Early on, I treated these configuration files as write-only repositories of code snippets. As a result, they were difficult to reason about so I didn't try to change them too often. They were 'code' in the deepest sense of the word - I never intended them to read well. As such, the few times a friend or colleague would ask about a particular piece of behavior while pairing, it was almost impossible to discuss with colleagues - the configuration itself was a lousy example.

A step toward literacy

What if, with a little reorganization, we could document intent, in a human readable format, and provide executable examples from which our actually-on-disk dotfiles could be generated?

Enter Emacs' Babel package; a sub-system of Emacs org-mode which allows us to embed code blocks inside of natural language documents. Exporting the code is great, but what about the reader's experience? Naturally, emacs handles the display of org-mode documents rather well. When working with the dotfiles org-mode document, one has access to all of the normal Emacs and org-mode document editing features: org's easy to use document syntax, section/hader folding, search, etc. But what about our non-emacs friends? Popular git forges like Github and Gitlab have us covered. In addition to markdown, org-mode tends to be supported as a source format for documentation and static HTML generation on popular code hosting platforms. As a result, the woven/human-readable version of the dotfiles render rather well.

Making the move

Organizing a scattered collection of dotfiles configuration into a literate document and generating/tangling the code examples into usable configuration can be described as follows:

  1. First, organize and copy each logical group of configuration code the existing dotfiles into org-mode code blocks.
  2. Then add intention revealing documentation for each block.
  3. Next, add metadata about the tangling/export process. These properties tell babel that the code blocks under the .bashrc header should be exported to the file at ~/.bashrc.
  4. And finally we need to tangle/export the code by running M-x org-babel-tangle - in my dotfiles repository I include a dotfiles generation and installation script that will automatically tangle/export all of the code blocks.

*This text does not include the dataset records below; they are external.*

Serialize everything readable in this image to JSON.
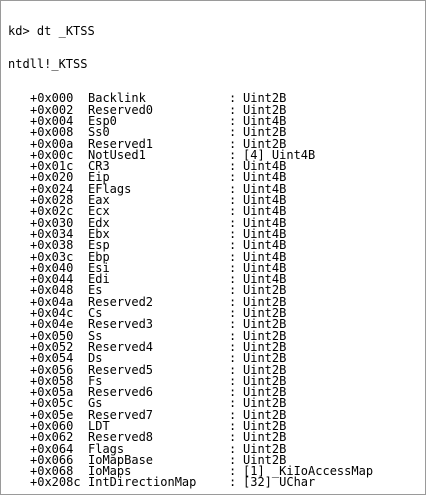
{
  "command": {
    "prompt": "kd>",
    "text": "dt _KTSS"
  },
  "struct_name": "ntdll!_KTSS",
  "fields": [
    {
      "offset": "+0x000",
      "name": "Backlink",
      "type": "Uint2B"
    },
    {
      "offset": "+0x002",
      "name": "Reserved0",
      "type": "Uint2B"
    },
    {
      "offset": "+0x004",
      "name": "Esp0",
      "type": "Uint4B"
    },
    {
      "offset": "+0x008",
      "name": "Ss0",
      "type": "Uint2B"
    },
    {
      "offset": "+0x00a",
      "name": "Reserved1",
      "type": "Uint2B"
    },
    {
      "offset": "+0x00c",
      "name": "NotUsed1",
      "type": "[4] Uint4B"
    },
    {
      "offset": "+0x01c",
      "name": "CR3",
      "type": "Uint4B"
    },
    {
      "offset": "+0x020",
      "name": "Eip",
      "type": "Uint4B"
    },
    {
      "offset": "+0x024",
      "name": "EFlags",
      "type": "Uint4B"
    },
    {
      "offset": "+0x028",
      "name": "Eax",
      "type": "Uint4B"
    },
    {
      "offset": "+0x02c",
      "name": "Ecx",
      "type": "Uint4B"
    },
    {
      "offset": "+0x030",
      "name": "Edx",
      "type": "Uint4B"
    },
    {
      "offset": "+0x034",
      "name": "Ebx",
      "type": "Uint4B"
    },
    {
      "offset": "+0x038",
      "name": "Esp",
      "type": "Uint4B"
    },
    {
      "offset": "+0x03c",
      "name": "Ebp",
      "type": "Uint4B"
    },
    {
      "offset": "+0x040",
      "name": "Esi",
      "type": "Uint4B"
    },
    {
      "offset": "+0x044",
      "name": "Edi",
      "type": "Uint4B"
    },
    {
      "offset": "+0x048",
      "name": "Es",
      "type": "Uint2B"
    },
    {
      "offset": "+0x04a",
      "name": "Reserved2",
      "type": "Uint2B"
    },
    {
      "offset": "+0x04c",
      "name": "Cs",
      "type": "Uint2B"
    },
    {
      "offset": "+0x04e",
      "name": "Reserved3",
      "type": "Uint2B"
    },
    {
      "offset": "+0x050",
      "name": "Ss",
      "type": "Uint2B"
    },
    {
      "offset": "+0x052",
      "name": "Reserved4",
      "type": "Uint2B"
    },
    {
      "offset": "+0x054",
      "name": "Ds",
      "type": "Uint2B"
    },
    {
      "offset": "+0x056",
      "name": "Reserved5",
      "type": "Uint2B"
    },
    {
      "offset": "+0x058",
      "name": "Fs",
      "type": "Uint2B"
    },
    {
      "offset": "+0x05a",
      "name": "Reserved6",
      "type": "Uint2B"
    },
    {
      "offset": "+0x05c",
      "name": "Gs",
      "type": "Uint2B"
    },
    {
      "offset": "+0x05e",
      "name": "Reserved7",
      "type": "Uint2B"
    },
    {
      "offset": "+0x060",
      "name": "LDT",
      "type": "Uint2B"
    },
    {
      "offset": "+0x062",
      "name": "Reserved8",
      "type": "Uint2B"
    },
    {
      "offset": "+0x064",
      "name": "Flags",
      "type": "Uint2B"
    },
    {
      "offset": "+0x066",
      "name": "IoMapBase",
      "type": "Uint2B"
    },
    {
      "offset": "+0x068",
      "name": "IoMaps",
      "type": "[1] _KiIoAccessMap"
    },
    {
      "offset": "+0x208c",
      "name": "IntDirectionMap",
      "type": "[32] UChar"
    }
  ]
}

I've used this literate approach to generate my personal dot-files and Emacs configuration for a few months. I find it to be much easier to manage and reason about and maintain confidently. Though I wouldn't recommend Literate Programming for every task, I find that "prose first development" works great for clarifying the scope and intent of a task when modifying system configuration.


  • <2021-07-11 Sun> Update links to Emacs configuration. Since the original posting of this article, I've consolidated my .emacs.d configuration into my .files repository - IE they're all one repository. This change updates the hyperlinks to make sure the reader lands in the correct location.